EVOLUÇÃO – Segundo suas colocações, São Bento do Sul não se enquadra neste manifesto que vocês estão distribuindo como protesto?
ADRIANA LISBOA – É verdade. Mas é por uma conjuntura nacional.
EVOLUÇÃO – Quantos médicos fazem parte das bancadas no Congresso Nacional?
ADRIANA LISBOA – Médicos quase 70 e senadores 3.
EVOLUÇÃO – Uma boa representatividade.
ADRIANA LISBOA – Sem dúvida. Por isso quero dizer que o folheto distribuído pode não servir para a realidade de São Bento, mas para a Nacional. Isto aqui trata-se basicamente do Governo Federal que concentra nas mãos a maior parte dos recursos, e repassa muito pouco as prefeituras, os hospitais filantrópicos e uma grande parte dos profissionais de saúde. Não estou falando só de médicos, mas de dentistas, fisioterapeuta, terapeutas, e dos professores coitados, fazem milagre com o que ganham. O fato de termos médicos como deputados e senadores só me leva a crer o seguinte: somos muito mal representados.
EVOLUÇÃO – Em SC temos até vice governador?
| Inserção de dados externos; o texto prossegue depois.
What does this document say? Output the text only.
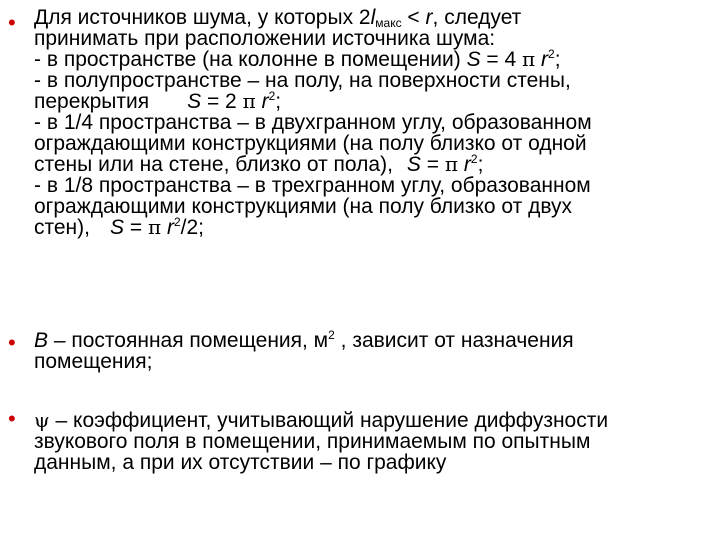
• Для источников шума, у которых $2l_{макс} < r$, следует
принимать при расположении источника шума:
- в пространстве (на колонне в помещении) S = 4 π $r^2$;
- в полупространстве – на полу, на поверхности стены,
перекрытия S = 2 π $r^2$;
- в 1/4 пространства – в двухгранном углу, образованном
ограждающими конструкциями (на полу близко от одной
стены или на стене, близко от пола), S = π $r^2$;
- в 1/8 пространства – в трехгранном углу, образованном
ограждающими конструкциями (на полу близко от двух
стен), S = π $r^2/2$;
• B – постоянная помещения, $м^2$ , зависит от назначения
помещения;
• ψ – коэффициент, учитывающий нарушение диффузности
звукового поля в помещении, принимаемым по опытным
данным, а при их отсутствии – по графику
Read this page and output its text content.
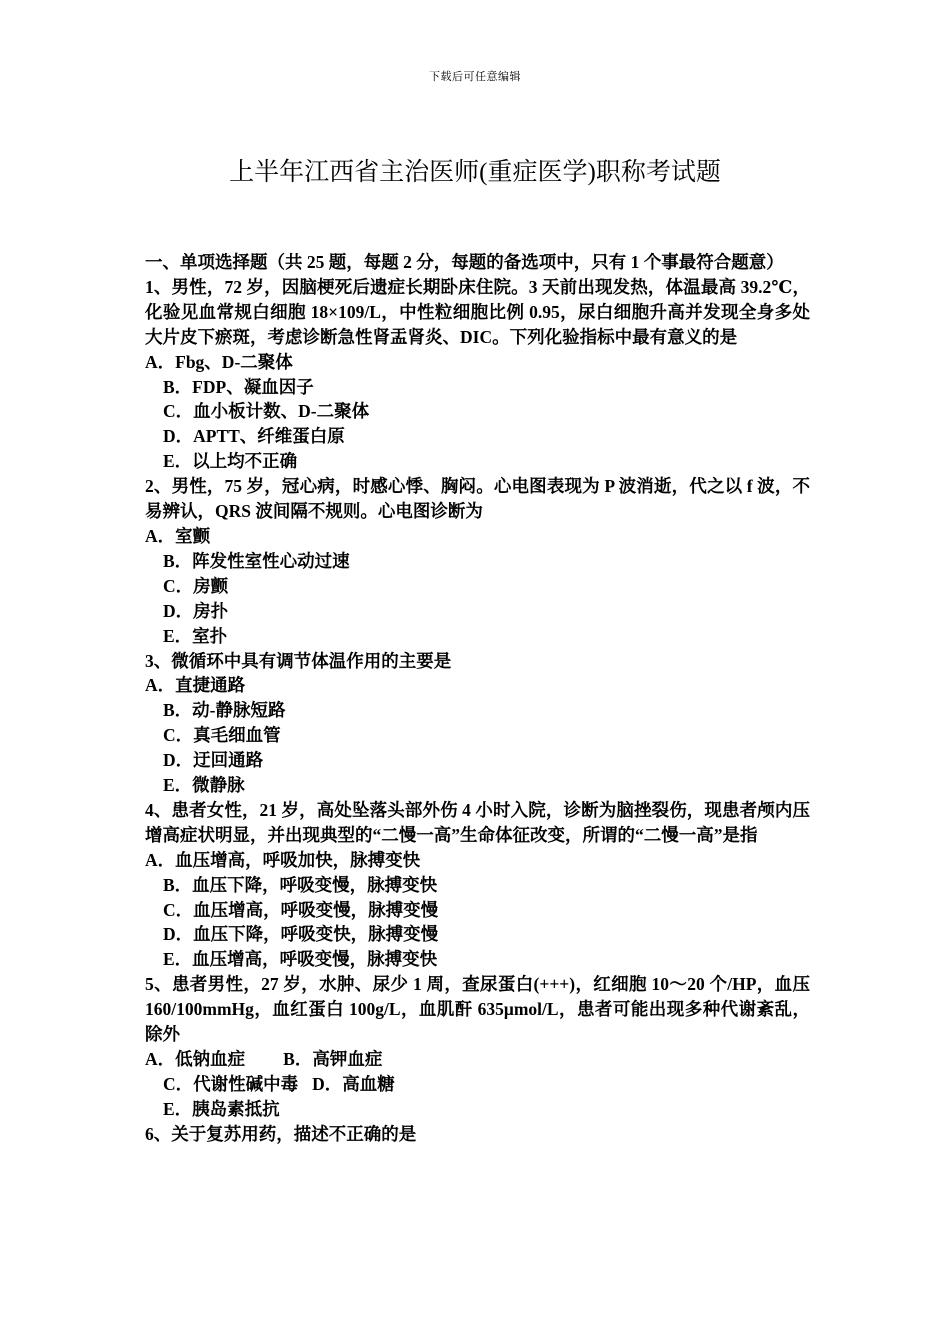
下载后可任意编辑
上半年江西省主治医师(重症医学)职称考试题

一、单项选择题（共 25 题，每题 2 分，每题的备选项中，只有 1 个事最符合题意）

1、男性，72 岁，因脑梗死后遗症长期卧床住院。3 天前出现发热，体温最高 39.2℃，化验见血常规白细胞 18×109/L，中性粒细胞比例 0.95，尿白细胞升高并发现全身多处大片皮下瘀斑，考虑诊断急性肾盂肾炎、DIC。下列化验指标中最有意义的是

A．Fbg、D-二聚体

B．FDP、凝血因子

C．血小板计数、D-二聚体

D．APTT、纤维蛋白原

E．以上均不正确

2、男性，75 岁，冠心病，时感心悸、胸闷。心电图表现为 P 波消逝，代之以 f 波，不易辨认，QRS 波间隔不规则。心电图诊断为

A．室颤

B．阵发性室性心动过速

C．房颤

D．房扑

E．室扑

3、微循环中具有调节体温作用的主要是

A．直捷通路

B．动-静脉短路

C．真毛细血管

D．迂回通路

E．微静脉

4、患者女性，21 岁，高处坠落头部外伤 4 小时入院，诊断为脑挫裂伤，现患者颅内压增高症状明显，并出现典型的“二慢一高”生命体征改变，所谓的“二慢一高”是指

A．血压增高，呼吸加快，脉搏变快

B．血压下降，呼吸变慢，脉搏变快

C．血压增高，呼吸变慢，脉搏变慢

D．血压下降，呼吸变快，脉搏变慢

E．血压增高，呼吸变慢，脉搏变快

5、患者男性，27 岁，水肿、尿少 1 周，查尿蛋白(+++)，红细胞 10～20 个/HP，血压 160/100mmHg，血红蛋白 100g/L，血肌酐 635μmol/L，患者可能出现多种代谢紊乱，除外

A．低钠血症 B．高钾血症

C．代谢性碱中毒 D．高血糖

E．胰岛素抵抗

6、关于复苏用药，描述不正确的是
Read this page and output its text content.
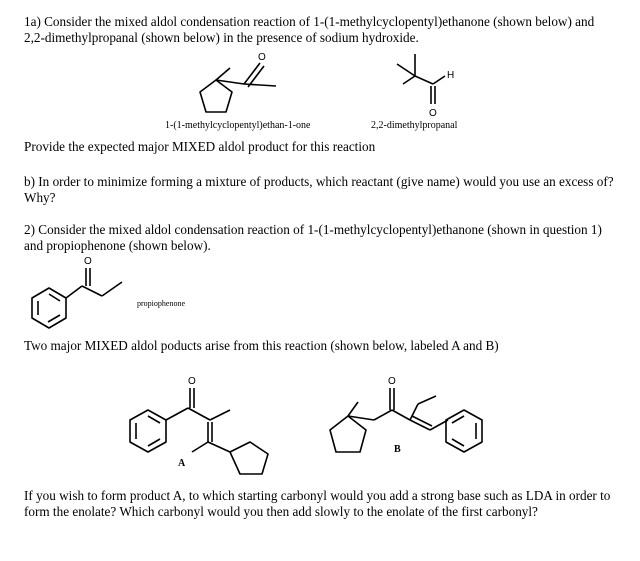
1a) Consider the mixed aldol condensation reaction of 1-(1-methylcyclopentyl)ethanone (shown below) and 2,2-dimethylpropanal (shown below) in the presence of sodium hydroxide.

O
H
O
1-(1-methylcyclopentyl)ethan-1-one	2,2-dimethylpropanal

Provide the expected major MIXED aldol product for this reaction

b) In order to minimize forming a mixture of products, which reactant (give name) would you use an excess of? Why?

2) Consider the mixed aldol condensation reaction of 1-(1-methylcyclopentyl)ethanone (shown in question 1) and propiophenone (shown below).

O
propiophenone

Two major MIXED aldol poducts arise from this reaction (shown below, labeled A and B)

O
A
O
B

If you wish to form product A, to which starting carbonyl would you add a strong base such as LDA in order to form the enolate? Which carbonyl would you then add slowly to the enolate of the first carbonyl?
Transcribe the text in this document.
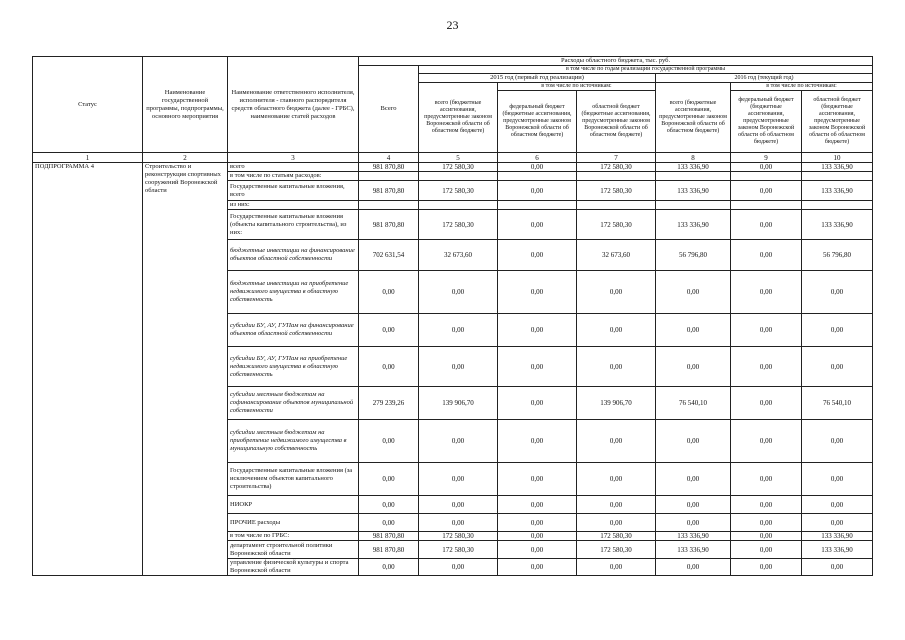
23
Статус	Наименование государственной программы, подпрограммы, основного мероприятия	Наименование ответственного исполнителя, исполнителя - главного распорядителя средств областного бюджета (далее - ГРБС), наименование статей расходов	Расходы областного бюджета, тыс. руб.						
			Всего	в том числе по годам реализации государственной программы					
				2015 год (первый год реализации)			2016 год (текущий год)		
				всего (бюджетные ассигнования, предусмотренные законом Воронежской области об областном бюджете)	в том числе по источникам:		всего (бюджетные ассигнования, предусмотренные законом Воронежской области об областном бюджете)	в том числе по источникам:	
					федеральный бюджет (бюджетные ассигнования, предусмотренные законом Воронежской области об областном бюджете)	областной бюджет (бюджетные ассигнования, предусмотренные законом Воронежской области об областном бюджете)		федеральный бюджет (бюджетные ассигнования, предусмотренные законом Воронежской области об областном бюджете)	областной бюджет (бюджетные ассигнования, предусмотренные законом Воронежской области об областном бюджете)
1	2	3	4	5	6	7	8	9	10
ПОДПРОГРАММА 4	Строительство и реконструкция спортивных сооружений Воронежской области	всего	981 870,80	172 580,30	0,00	172 580,30	133 336,90	0,00	133 336,90
		в том числе по статьям расходов:							
		Государственные капитальные вложения, всего	981 870,80	172 580,30	0,00	172 580,30	133 336,90	0,00	133 336,90
		из них:							
		Государственные капитальные вложения (объекты капитального строительства), из них:	981 870,80	172 580,30	0,00	172 580,30	133 336,90	0,00	133 336,90
		бюджетные инвестиции на финансирование объектов областной собственности	702 631,54	32 673,60	0,00	32 673,60	56 796,80	0,00	56 796,80
		бюджетные инвестиции на приобретение недвижимого имущества в областную собственность	0,00	0,00	0,00	0,00	0,00	0,00	0,00
		субсидии БУ, АУ, ГУПам на финансирование объектов областной собственности	0,00	0,00	0,00	0,00	0,00	0,00	0,00
		субсидии БУ, АУ, ГУПам на приобретение недвижимого имущества в областную собственность	0,00	0,00	0,00	0,00	0,00	0,00	0,00
		субсидии местным бюджетам на софинансирование объектов муниципальной собственности	279 239,26	139 906,70	0,00	139 906,70	76 540,10	0,00	76 540,10
		субсидии местным бюджетам на приобретение недвижимого имущества в муниципальную собственность	0,00	0,00	0,00	0,00	0,00	0,00	0,00
		Государственные капитальные вложения (за исключением объектов капитального строительства)	0,00	0,00	0,00	0,00	0,00	0,00	0,00
		НИОКР	0,00	0,00	0,00	0,00	0,00	0,00	0,00
		ПРОЧИЕ расходы	0,00	0,00	0,00	0,00	0,00	0,00	0,00
		в том числе по ГРБС:	981 870,80	172 580,30	0,00	172 580,30	133 336,90	0,00	133 336,90
		департамент строительной политики Воронежской области	981 870,80	172 580,30	0,00	172 580,30	133 336,90	0,00	133 336,90
		управление физической культуры и спорта Воронежской области	0,00	0,00	0,00	0,00	0,00	0,00	0,00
ADRIANA LISBOA – Mais uma prova que estamos muito mal representados e quem não gostar do que falei que dê um tiro na cabeça. A realidade é que agora estão votando tudo apressadamente. Uma realidade que só funcionam na base da porrada. O povo não pode mais ser pacífico. Quem se cala não sabe exercer a democracia. Temos que pensar muito bem quando chegar na hora da eleição. Hoje a gente protesta e amanhã coloca os mesmos no lugar.
EVOLUÇÃO – E a palavra de ordem para o dia Nacional de Luta dos médicos?
ADRIANA LISBOA – Tudo que nós queremos é financiamento adequado da saúde. 10% do PIB (Produto Interno Bruto), aplicados em saúde por parte do Governo Federal. Tem que distribuir para os Estados e Município. Carreira de Estado para o médico. Estruturação da Saúde Pública. Todos os médicos estrangeiros são benvindos desde que façam a prova de convalidação do diploma, que seja avaliada a capacidade deles. Pois se nós formos para qualquer país, temos que provar que sabemos medicina e que sabemos falar a língua. Não adianta vim para cá um médico que não saiba falar o português pois não vai nem se entender com o paciente. A brincadeira acabou. Queremos uma saúde descente.
EVOLUÇÃO – O que será feito em São Bento do Sul?
ADRIANA LISBOA – Fizemos uma panfletagem com alguns artistas vestidos de médicos e fantasiados de palhaços para mostrar a tristeza que temos com as ações públicas. Colocamos outdoors, faixas. Hoje, vamos nos reunir com o presidente da ACM, e mais teremos assembleia e a nossa intenção é conscientizar a população, a sociedade para que brigue pelos seus direitos.
EVOLUÇÃO – Considerações finais.
ADRIANA LISBOA – Gente. A verdade é a seguinte: médicos, dentistas, professores, psicólogos, jornalistas, advogados, enfim, todos os cidadãos, todos fazemos parte de uma sociedade. Todos temos que nos engajar neste tipo de movimento para que o Governo cumpra o que é obrigação dele. Não é favor, não é bondade, é lei, é constitucional. O Governo tem que investir em saúde. Cobrem e cobrem do governo em que nível for.